Chapman declined to say how Sorenson would plead to the charge.
McGraw was suspended without pay on Thursday, Kyle Ridgeway, an attorney representing the town, said. The mayor’s status had not changed. A public meeting to discuss the matter is set for Monday.
According to an investigator’s statement sworn in support of the charges, Sorenson’s ex-husband first alerted the Wyoming Division of Criminal Investigation last year that — as he was moving out of their home — he found codeine, a prescription painkiller, in a safe there.
Sheriff’s deputies destroyed those pills when Sorenson said she had a valid prescription. However, according to the documents, DCI agents later found McGraw — and not Sorenson — had a prescription for the painkiller.
In September, an Evansville police officer — whose name does not appear in the documents — told DCI investigators that McGraw had previously asked him for prescription pain medication, the documents state. The anonymous officer, to whom the medication was prescribed, said he provided McGraw the unnamed medication once. When McGraw asked again, the officer lied and said he did not have any more pills, the documents state.
The unnamed officer said that soon after, McGraw’s work began to suffer, according to the documents.
Another police officer said that — when they heard rumor of alleged McGraw’s drug use — they started to notice signs of drug use, according to the documents. McGraw once told that officer, according to the documents, that he had been awake for two or three days at a time.
A third person told investigators that in November, when McGraw passed out in a police car, officers had to pound on the window in order to wake him, according to the documents. The same person said they once found McGraw passed out in the department’s building and that McGraw was so unresponsive that they nearly called for medical aid, according to the documents.
Another person who knew McGraw through work said that they were surprised when McGraw wasn’t high on the clock, according to the documents.
Then, on March 22, McGraw overdosed in the Evansville home he shared with Sorenson, the documents state. He was hospitalized. According to medical records created during that hospital stint and referenced in the documents, Sorenson said that she had provided McGraw her prescribed Xanax, a potent anti-anxiety drug.
McGraw, when he arrived at the hospital, tested negative for Xanax, according to the documents. He did, though, have opioids — which are pain-relieving drugs — in his system, the documents state. He later said, according to the documents, that he had used OxyContin, a prescription opioid pain reliever.
In an interview with investigators, Sorenson denied providing McGraw opioids but said that she did give the police officer half of a Xanax, according to the documents.
McGraw, in a separate interview, acknowledged that he used opioid painkillers and said that in the hours preceding the overdose he had taken those drugs, according to the documents. He said that he never took drugs from suspects or a prescription disposal drop box in the police building, according to the documents.

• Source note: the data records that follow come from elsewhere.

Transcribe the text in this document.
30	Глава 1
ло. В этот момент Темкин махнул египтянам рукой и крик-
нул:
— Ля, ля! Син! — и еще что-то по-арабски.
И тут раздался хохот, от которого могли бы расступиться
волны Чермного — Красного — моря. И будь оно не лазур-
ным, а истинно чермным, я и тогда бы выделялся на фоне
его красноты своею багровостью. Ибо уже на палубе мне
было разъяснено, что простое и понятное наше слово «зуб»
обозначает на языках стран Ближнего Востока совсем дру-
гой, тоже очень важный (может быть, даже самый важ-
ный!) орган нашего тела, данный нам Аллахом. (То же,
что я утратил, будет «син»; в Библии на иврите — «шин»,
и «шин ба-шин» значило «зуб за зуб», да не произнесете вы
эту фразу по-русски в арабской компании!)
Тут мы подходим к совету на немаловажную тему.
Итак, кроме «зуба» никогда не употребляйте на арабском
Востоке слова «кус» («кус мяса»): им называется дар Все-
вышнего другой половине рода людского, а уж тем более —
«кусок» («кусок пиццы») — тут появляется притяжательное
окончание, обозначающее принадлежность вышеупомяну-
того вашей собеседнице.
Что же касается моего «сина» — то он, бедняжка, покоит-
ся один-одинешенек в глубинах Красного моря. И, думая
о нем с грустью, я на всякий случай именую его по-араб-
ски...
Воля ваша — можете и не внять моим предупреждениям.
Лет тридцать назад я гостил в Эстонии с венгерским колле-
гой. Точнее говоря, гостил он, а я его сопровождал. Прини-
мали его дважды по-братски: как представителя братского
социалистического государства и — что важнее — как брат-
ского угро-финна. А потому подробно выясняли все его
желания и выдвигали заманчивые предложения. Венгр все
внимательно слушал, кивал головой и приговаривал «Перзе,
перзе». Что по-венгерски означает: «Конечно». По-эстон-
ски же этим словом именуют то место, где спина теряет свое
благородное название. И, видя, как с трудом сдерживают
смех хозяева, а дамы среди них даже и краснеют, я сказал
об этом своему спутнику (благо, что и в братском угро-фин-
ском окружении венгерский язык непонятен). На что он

When investigators examined McGraw’s cell phone, they found messages with Sorenson in which he shared information with Sorenson that had been taken from a police database, according to the documents.
While making reference to potential hires, Sorenson asked McGraw to look into people’s backgrounds using a police database, according to the documents, which he did.
When investigators looked at McGraw’s use of the database, according to the documents, they found “evidence that McGraw obtained law enforcement data for personal use and for use by (Sorenson) in her position at Atlantic Aviation for background checks.”
Nobody at Atlantic Aviation’s headquarters in Plano, Texas, could be reached by phone early Thursday evening to comment for this story.